Simply Effective
My take: good for highlighting sources of complexity. A little dryly written, kinda boring. Focuses on GE, ConAgra and huge companies and what their managers have done. These guys are consultants for those businesses so they seem to know what they’re talking about.
Ch. 1 - Unmasking Complexity
Organizations get complex from these main sources:
Structural Mitosis: organization changes, gets bigger, new touchpoints, new managers, new teams/reshape
Product & Service Proliferation: duh
Process Evolution: bug prevention, one more button, safety measures, communication measures
Managerial Behavior: makework, crappy business requirements/understanding, nebulous assignments, poor explanation and follow-up on tasks
The cure: take stock always and ask for feedback.
Ch. 2 - Structure
The factory/hierarchical model was tense from the get-go as far as managers/workers went: unions sprouted up and battles ensued.
Complex products spawn complex organizations and processes
3 Common Traps: structure before strategy, design around people and particular personalities, mechanical rather than organic structure of an organization
The cure: figure out what’s core, unchanging about your business vs. what changes with context and time, take a customer’s perspective, streamline similar products and processes, prune layers and hierarchy.
Ch. 3 - Reducing Proliferation
Volume Complexity: # of products, # of features
Support Complexity: sucky documentation, sucky understanding of processes and how they work
System Complexity: product integrations, 3rd party tools and relationships, # of servers
Design Complexity: bells and whistles, shitty UI, shitty understanding of users and needs
Ch. 4 - Streamline Processes
Find the local differences, the things that people have just done for ages for no real reason. Are they valid/valuable? Can they be combined into one way that works for other groups?
Find processes with lots of steps.
Find areas where one hand doesn’t know what the other is doing - lack of transparency across teams, etc.

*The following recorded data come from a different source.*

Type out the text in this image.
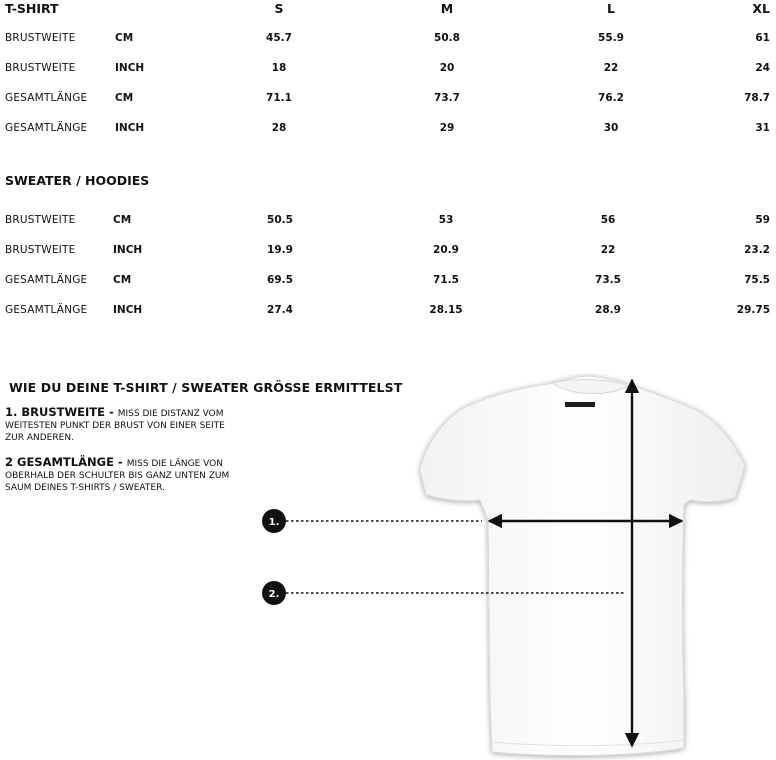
T-SHIRT		S	M	L	XL
BRUSTWEITE	CM	45.7	50.8	55.9	61
BRUSTWEITE	INCH	18	20	22	24
GESAMTLÄNGE	CM	71.1	73.7	76.2	78.7
GESAMTLÄNGE	INCH	28	29	30	31
SWEATER / HOODIES
BRUSTWEITE	CM	50.5	53	56	59
BRUSTWEITE	INCH	19.9	20.9	22	23.2
GESAMTLÄNGE	CM	69.5	71.5	73.5	75.5
GESAMTLÄNGE	INCH	27.4	28.15	28.9	29.75
WIE DU DEINE T-SHIRT / SWEATER GRÖSSE ERMITTELST
1. BRUSTWEITE - MISS DIE DISTANZ VOM WEITESTEN PUNKT DER BRUST VON EINER SEITE ZUR ANDEREN.
2 GESAMTLÄNGE - MISS DIE LÄNGE VON OBERHALB DER SCHULTER BIS GANZ UNTEN ZUM SAUM DEINES T-SHIRTS / SWEATER.
1.
2.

The cure: map out everything and figure out where the problem spots are
Ch. 5 - Curbing Complexity-Causing Behaviors
Managers often overdo their strengths and create complexity. This coupled with them avoiding areas of discomfort creates complexity. A person who communicates well, may create problems by over communicating or bogging people down with reports. A person who’s laissez faire may create problems by leaving folks in the dark and not communicating goals/tasks.
Complexity is created in strategy and planning, goal setting, and follow-up and communication.
Strategy: how much detail is enough? This doesn’t necessarily have to be set in stone from the outset: strategy can be crafted iteratively (figure out core, let context changes update strategy over time).
Goals: usually the prime source of complexity. Task systems, processes, tracking etc. Vague goals, too many goals, dog-and-pony goals…
Communication: no feedback, complicated presentations, bad meetings, over emailing
Ch. 6 - Strategy for Simplicity
Make simple a core value, a way of life. Always measure things against it and always hold a mirror up to yourself and org to prune excess.
Preach simplicity to managers.
Simple is hard.
Ch. 7 - It Starts With You
Quit eating shit. Map out the complex things, make your case, stimulate fresh thinking and build a coalition. Demonstrate with results.